Die Kombination dieser Massnahmen zeigt: Die US-Regierung setzt nicht nur auf Kostensenkung – sondern auf eine Neuausrichtung des gesamten Gesundheitssystems. 

Und was bedeutet das für europäische Anleger? 

Europäische Pharmakonzerne sind direkt betroffen – nicht nur wegen des möglichen Werbeverbots, sondern durch die gesamte Reformagenda: 

  • Novartis erzielt beispielsweise rund ein Drittel seines Konzernumsatzes in den USA, bei Roche und Novo Nordisk sieht es ähnlich aus.
  • Das Most-Favored-Nation-Prinzip könnte die bisherigen US-Margen unter Druck setzen – denn Medikamente kosten dort häufig drei- bis viermal so viel wie in Europa. Alternativ könnte es die Medikamentenpreise in Europa stark steigen lassen, um den massgebenden Vergleichspreis zu erhöhen.
  • Werbeeinschränkungen könnten die Vermarktung neuer Präparate erschweren und die Markenbindung schwächen. 

Den Medienunternehmen stellt sich neben der Konkurrenz durch Streaming- und Online-Dienste ein weiteres Fragezeichen zur Finanzierbarkeit linearer TV-Angebote. Wenn ein zentraler Werbetopf wegbricht, könnten weitere Kürzungen, Stellenabbau oder beschleunigte Konsolidierung die Folge sein. 

Juristische Hürden und politische Unsicherheit 

Noch ist das Werbeverbot nicht beschlossen. Zwar hat der Gesetzesentwurf prominente Unterstützer – aber die politischen Mehrheitsverhältnisse im US-Kongress sind derzeit zu knapp, um eine rasche Verabschiedung zu garantieren. Die Pharma-Industrie hat eine starke Lobby im Kongress. Auch gerichtliche Auseinandersetzungen sind wahrscheinlich: Viele Executive Orders Trumps wurden in der Vergangenheit von Gerichten gekippt. Zudem greift das Werbeverbot in die kommerzielle Redefreiheit ein – ein heikles Terrain im US-Recht. Und nicht zuletzt ist auch die US-Öffentlichkeit gespalten: Während viele das Ende der „absurden Werbeflut“ begrüssen, sehen andere einen Eingriff in die persönliche Entscheidungsfreiheit – oder in das Geschäftsmodell der freien Medien. 

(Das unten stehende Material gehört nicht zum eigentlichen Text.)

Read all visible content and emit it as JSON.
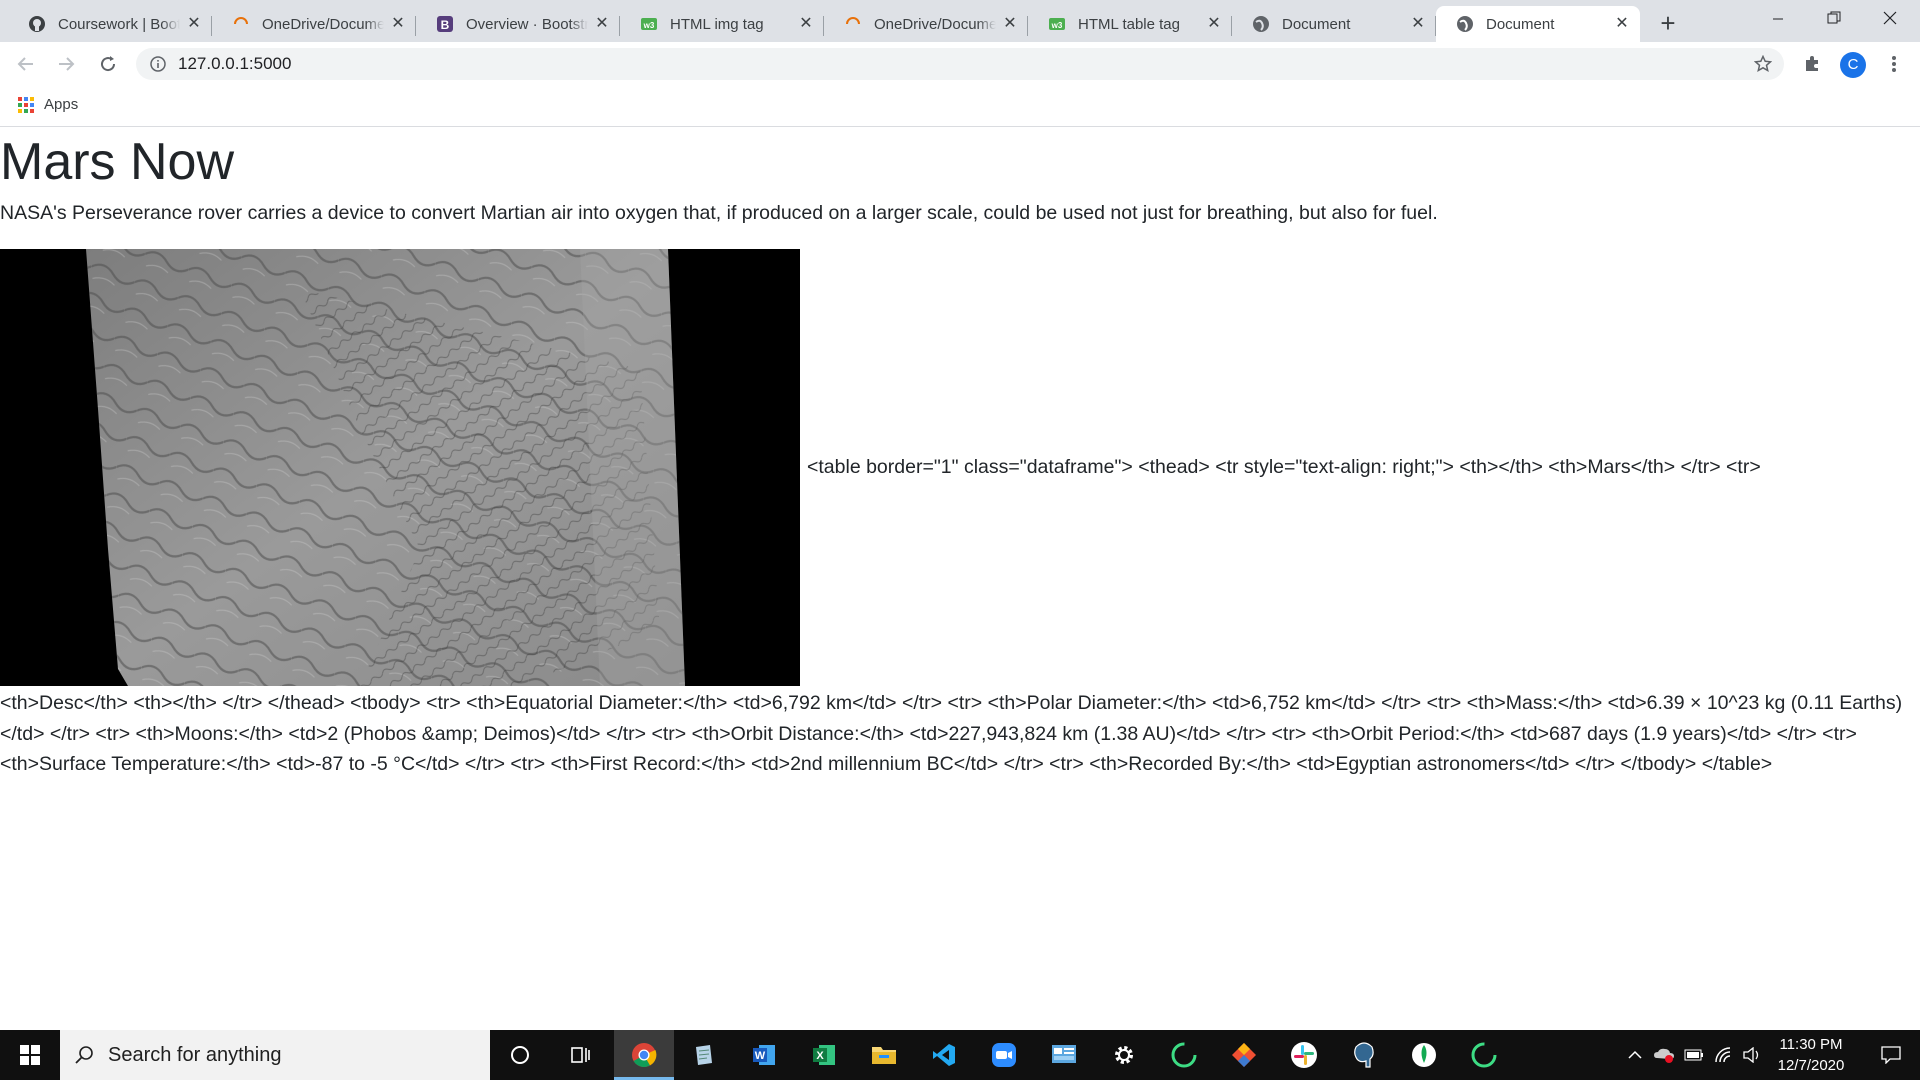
{
  "browser": {
    "tabs": [
      {
        "title": "Coursework | Boot",
        "icon": "github-icon"
      },
      {
        "title": "OneDrive/Docume",
        "icon": "onedrive-loading-icon"
      },
      {
        "title": "Overview · Bootstr",
        "icon": "bootstrap-icon"
      },
      {
        "title": "HTML img tag",
        "icon": "w3schools-icon"
      },
      {
        "title": "OneDrive/Docume",
        "icon": "onedrive-loading-icon"
      },
      {
        "title": "HTML table tag",
        "icon": "w3schools-icon"
      },
      {
        "title": "Document",
        "icon": "globe-icon"
      },
      {
        "title": "Document",
        "icon": "globe-icon",
        "active": true
      }
    ],
    "close_glyph": "✕",
    "new_tab_glyph": "+",
    "url": "127.0.0.1:5000",
    "profile_initial": "C",
    "bookmarks": {
      "apps_label": "Apps"
    }
  },
  "page": {
    "title": "Mars Now",
    "description": "NASA's Perseverance rover carries a device to convert Martian air into oxygen that, if produced on a larger scale, could be used not just for breathing, but also for fuel.",
    "inline_html": "<table border=\"1\" class=\"dataframe\"> <thead> <tr style=\"text-align: right;\"> <th></th> <th>Mars</th> </tr> <tr>",
    "raw_html": "<th>Desc</th> <th></th> </tr> </thead> <tbody> <tr> <th>Equatorial Diameter:</th> <td>6,792 km</td> </tr> <tr> <th>Polar Diameter:</th> <td>6,752 km</td> </tr> <tr> <th>Mass:</th> <td>6.39 × 10^23 kg (0.11 Earths)</td> </tr> <tr> <th>Moons:</th> <td>2 (Phobos &amp; Deimos)</td> </tr> <tr> <th>Orbit Distance:</th> <td>227,943,824 km (1.38 AU)</td> </tr> <tr> <th>Orbit Period:</th> <td>687 days (1.9 years)</td> </tr> <tr> <th>Surface Temperature:</th> <td>-87 to -5 °C</td> </tr> <tr> <th>First Record:</th> <td>2nd millennium BC</td> </tr> <tr> <th>Recorded By:</th> <td>Egyptian astronomers</td> </tr> </tbody> </table>"
  },
  "taskbar": {
    "search_placeholder": "Search for anything",
    "apps": [
      "cortana-icon",
      "task-view-icon",
      "chrome-icon",
      "notepad-icon",
      "word-icon",
      "excel-icon",
      "file-explorer-icon",
      "vscode-icon",
      "zoom-icon",
      "control-panel-icon",
      "settings-icon",
      "loading-ring-icon",
      "git-icon",
      "slack-icon",
      "postgres-icon",
      "mongodb-icon",
      "loading-ring-icon"
    ],
    "time": "11:30 PM",
    "date": "12/7/2020"
  },
  "colors": {
    "tab_strip": "#dee1e6",
    "page_text": "#212529",
    "taskbar": "#101010",
    "accent": "#1a73e8"
  }
}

Fazit: Reformdruck mit Nebeneffekten 

Ob das Werbeverbot in der aktuellen Form kommt, ist offen. Doch bereits die Diskussion darüber zeigt: Die US-Gesundheitspolitik befindet sich in einer tektonischen Verschiebung. 

Für aktive Anleger heisst das: Wer in Pharma, Medien oder Konsumgüter investiert ist, sollte die Entwicklungen aufmerksam verfolgen – nicht nur wegen der Gesetzgebung, sondern wegen des sich wandelnden gesellschaftlichen Klimas. Die MAHA-Bewegung steht für einen neuen politischen Stil, der das Thema Gesundheit aus dem Fachbereich heraus in die Mitte des kulturellen und wirtschaftlichen Diskurses stellt. Und das dürfte auch an den Finanzmärkten nicht folgenlos bleiben.